Christian Theological Seminary students Kerry Connelly, Cassidy Hall and Mason Mennenga had a virtual discussion Oct. 8 about the roles white people — particularly white people of faith — should play in the struggle against white supremacy.

That is, if “white supremacy” is even the right term.

Connelly, author of “Good White Racist? Confronting Your Role in Racial Injustice,” prefers to add a “pseudo” to the beginning because language matters. Whiteness is designed to be invisible to white people, she said, and it’s important to reinforce that white supremacy is not some natural fact; it’s a construct.

Combatting pseudo-white supremacy, then, requires white people to get uncomfortable because, as Mennenga said, white people are the ones who have to carry the burden of undoing it — not Black people, not Indigenous people or anyone else.

Hall, who co-hosts a podcast called “Encountering Silence,” told a story of her time at a preaching conference last year when she instinctively sat at the table where all the other white people were. It was a shameful experience, realizing that even as she practices antiracism it’s apparently still so easy to cling to the comfort of complicity.

“I dragged my ass up out of that chair and asked if I could sit with the Black women nearby,” Hall said.

White people span a wide breadth of the ideology and structure that say whiteness is superior. Some openly embrace it, others never have to confront it, and some actively oppose it.
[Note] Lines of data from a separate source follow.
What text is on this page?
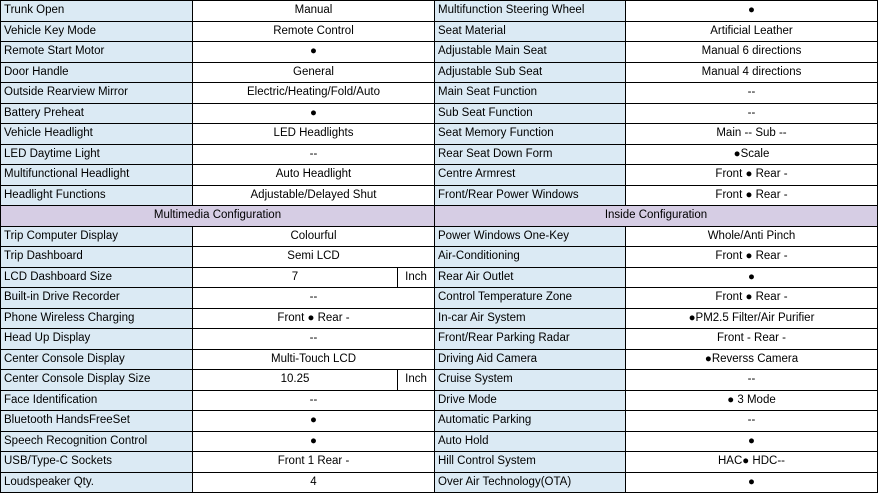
Trunk Open	Manual		Multifunction Steering Wheel	●
Vehicle Key Mode	Remote Control		Seat Material	Artificial Leather
Remote Start Motor	●		Adjustable Main Seat	Manual 6 directions
Door Handle	General		Adjustable Sub Seat	Manual 4 directions
Outside Rearview Mirror	Electric/Heating/Fold/Auto		Main Seat Function	--
Battery Preheat	●		Sub Seat Function	--
Vehicle Headlight	LED Headlights		Seat Memory Function	Main -- Sub --
LED Daytime Light	--		Rear Seat Down Form	●Scale
Multifunctional Headlight	Auto Headlight		Centre Armrest	Front ● Rear -
Headlight Functions	Adjustable/Delayed Shut		Front/Rear Power Windows	Front ● Rear -
Multimedia Configuration			Inside Configuration	
Trip Computer Display	Colourful		Power Windows One-Key	Whole/Anti Pinch
Trip Dashboard	Semi LCD		Air-Conditioning	Front ● Rear -
LCD Dashboard Size	7	Inch	Rear Air Outlet	●
Built-in Drive Recorder	--		Control Temperature Zone	Front ● Rear -
Phone Wireless Charging	Front ● Rear -		In-car Air System	●PM2.5 Filter/Air Purifier
Head Up Display	--		Front/Rear Parking Radar	Front - Rear -
Center Console Display	Multi-Touch LCD		Driving Aid Camera	●Reverss Camera
Center Console Display Size	10.25	Inch	Cruise System	--
Face Identification	--		Drive Mode	● 3 Mode
Bluetooth HandsFreeSet	●		Automatic Parking	--
Speech Recognition Control	●		Auto Hold	●
USB/Type-C Sockets	Front 1 Rear -		Hill Control System	HAC● HDC--
Loudspeaker Qty.	4		Over Air Technology(OTA)	●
What’s needed, Connelly said, is a sort of white liberation theology, which isn’t about overcoming oppression, but rather overcoming oneself and a false sense of dominance.
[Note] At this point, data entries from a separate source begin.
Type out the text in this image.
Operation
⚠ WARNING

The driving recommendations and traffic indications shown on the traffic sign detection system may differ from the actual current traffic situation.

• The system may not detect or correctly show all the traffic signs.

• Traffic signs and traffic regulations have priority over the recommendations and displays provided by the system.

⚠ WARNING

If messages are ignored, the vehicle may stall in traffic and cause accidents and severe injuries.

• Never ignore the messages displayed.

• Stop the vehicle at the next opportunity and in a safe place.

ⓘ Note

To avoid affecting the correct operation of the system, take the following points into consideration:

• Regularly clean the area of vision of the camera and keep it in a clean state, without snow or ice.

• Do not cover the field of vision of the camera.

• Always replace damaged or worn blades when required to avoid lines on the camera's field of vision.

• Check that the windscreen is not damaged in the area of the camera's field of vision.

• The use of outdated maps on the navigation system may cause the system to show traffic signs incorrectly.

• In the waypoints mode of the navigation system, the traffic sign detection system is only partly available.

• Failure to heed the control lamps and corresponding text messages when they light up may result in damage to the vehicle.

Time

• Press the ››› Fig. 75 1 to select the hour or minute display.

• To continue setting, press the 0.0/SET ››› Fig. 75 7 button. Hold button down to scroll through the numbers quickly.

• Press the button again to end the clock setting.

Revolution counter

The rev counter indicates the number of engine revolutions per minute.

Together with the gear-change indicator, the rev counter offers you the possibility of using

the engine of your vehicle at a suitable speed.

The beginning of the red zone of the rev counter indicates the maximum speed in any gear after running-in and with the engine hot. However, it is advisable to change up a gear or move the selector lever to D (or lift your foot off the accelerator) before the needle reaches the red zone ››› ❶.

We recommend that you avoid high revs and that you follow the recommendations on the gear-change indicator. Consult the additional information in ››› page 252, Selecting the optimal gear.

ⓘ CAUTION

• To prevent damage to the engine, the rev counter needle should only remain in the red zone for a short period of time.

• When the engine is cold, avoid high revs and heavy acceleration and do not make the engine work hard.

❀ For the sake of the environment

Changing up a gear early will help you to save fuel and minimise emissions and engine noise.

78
“We have essentially suffered a failure of imagination,” she said.

Mennenga said he has more hope in white people’s willingness to confront racism because of the protests over the summer, which he was in close proximity to as a resident of the Twin Cities region, where police killed George Floyd in May.

White people’s commitment to the cause, he said, should go as far as being willing to stand up in front of Black bodies and “take a bullet” — and hopefully the bullet is rubber.
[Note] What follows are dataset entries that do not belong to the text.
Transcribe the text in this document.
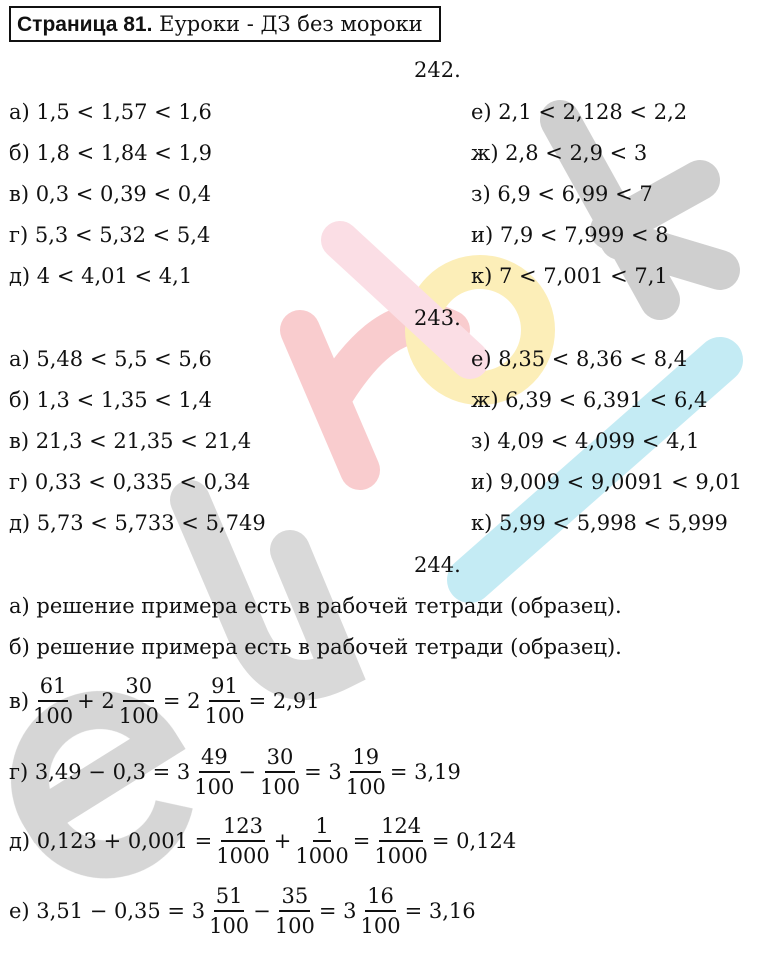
Страница 81. Еуроки - ДЗ без мороки
242.
а) 1,5 < 1,57 < 1,6
б) 1,8 < 1,84 < 1,9
в) 0,3 < 0,39 < 0,4
г) 5,3 < 5,32 < 5,4
д) 4 < 4,01 < 4,1
е) 2,1 < 2,128 < 2,2
ж) 2,8 < 2,9 < 3
з) 6,9 < 6,99 < 7
и) 7,9 < 7,999 < 8
к) 7 < 7,001 < 7,1
243.
а) 5,48 < 5,5 < 5,6
б) 1,3 < 1,35 < 1,4
в) 21,3 < 21,35 < 21,4
г) 0,33 < 0,335 < 0,34
д) 5,73 < 5,733 < 5,749
е) 8,35 < 8,36 < 8,4
ж) 6,39 < 6,391 < 6,4
з) 4,09 < 4,099 < 4,1
и) 9,009 < 9,0091 < 9,01
к) 5,99 < 5,998 < 5,999
244.
а) решение примера есть в рабочей тетради (образец).
б) решение примера есть в рабочей тетради (образец).
$в) \frac{61}{100} + 2 \frac{30}{100} = 2 \frac{91}{100} = 2,91$
г) $3,49 - 0,3 = 3 \frac{49}{100} - \frac{30}{100} = 3 \frac{19}{100} = 3,19$
д) $0,123 + 0,001 = \frac{123}{1000} + \frac{1}{1000} = \frac{124}{1000} = 0,124$
е) $3,51 - 0,35 = 3 \frac{51}{100} - \frac{35}{100} = 3 \frac{16}{100} = 3,16$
Getting white people to buy into this idea that they have to experience some kind of racial awakening to recognize their false position atop a made-up hierarchy is one of the first obvious challenges. Even white people who are invested in the work — these three students included — can reach a point where they feel the weight of the system is too much to overcome.

But that’s just an excuse, Connelly said. Yes, the system is big, but she said people should try to understand how their identity plays a part in that system.

Contrary to some common advice, Connelly said social media can be a tool to individually rail against that system. She said she spends time debating online with people who are committed to not understanding her, but the conversation isn’t for them. It’s for everyone else who sees it.

What’s not an option for white people, Hall said, is to opt out altogether by saying they want to focus inward and contemplate in silence — not because contemplation is bad, but because the next step has to be action, which gets back to being uncomfortable.

White people who say they just don’t want to rock the boat are endorsing complicity, she said, because that boat is what’s protected them this whole time.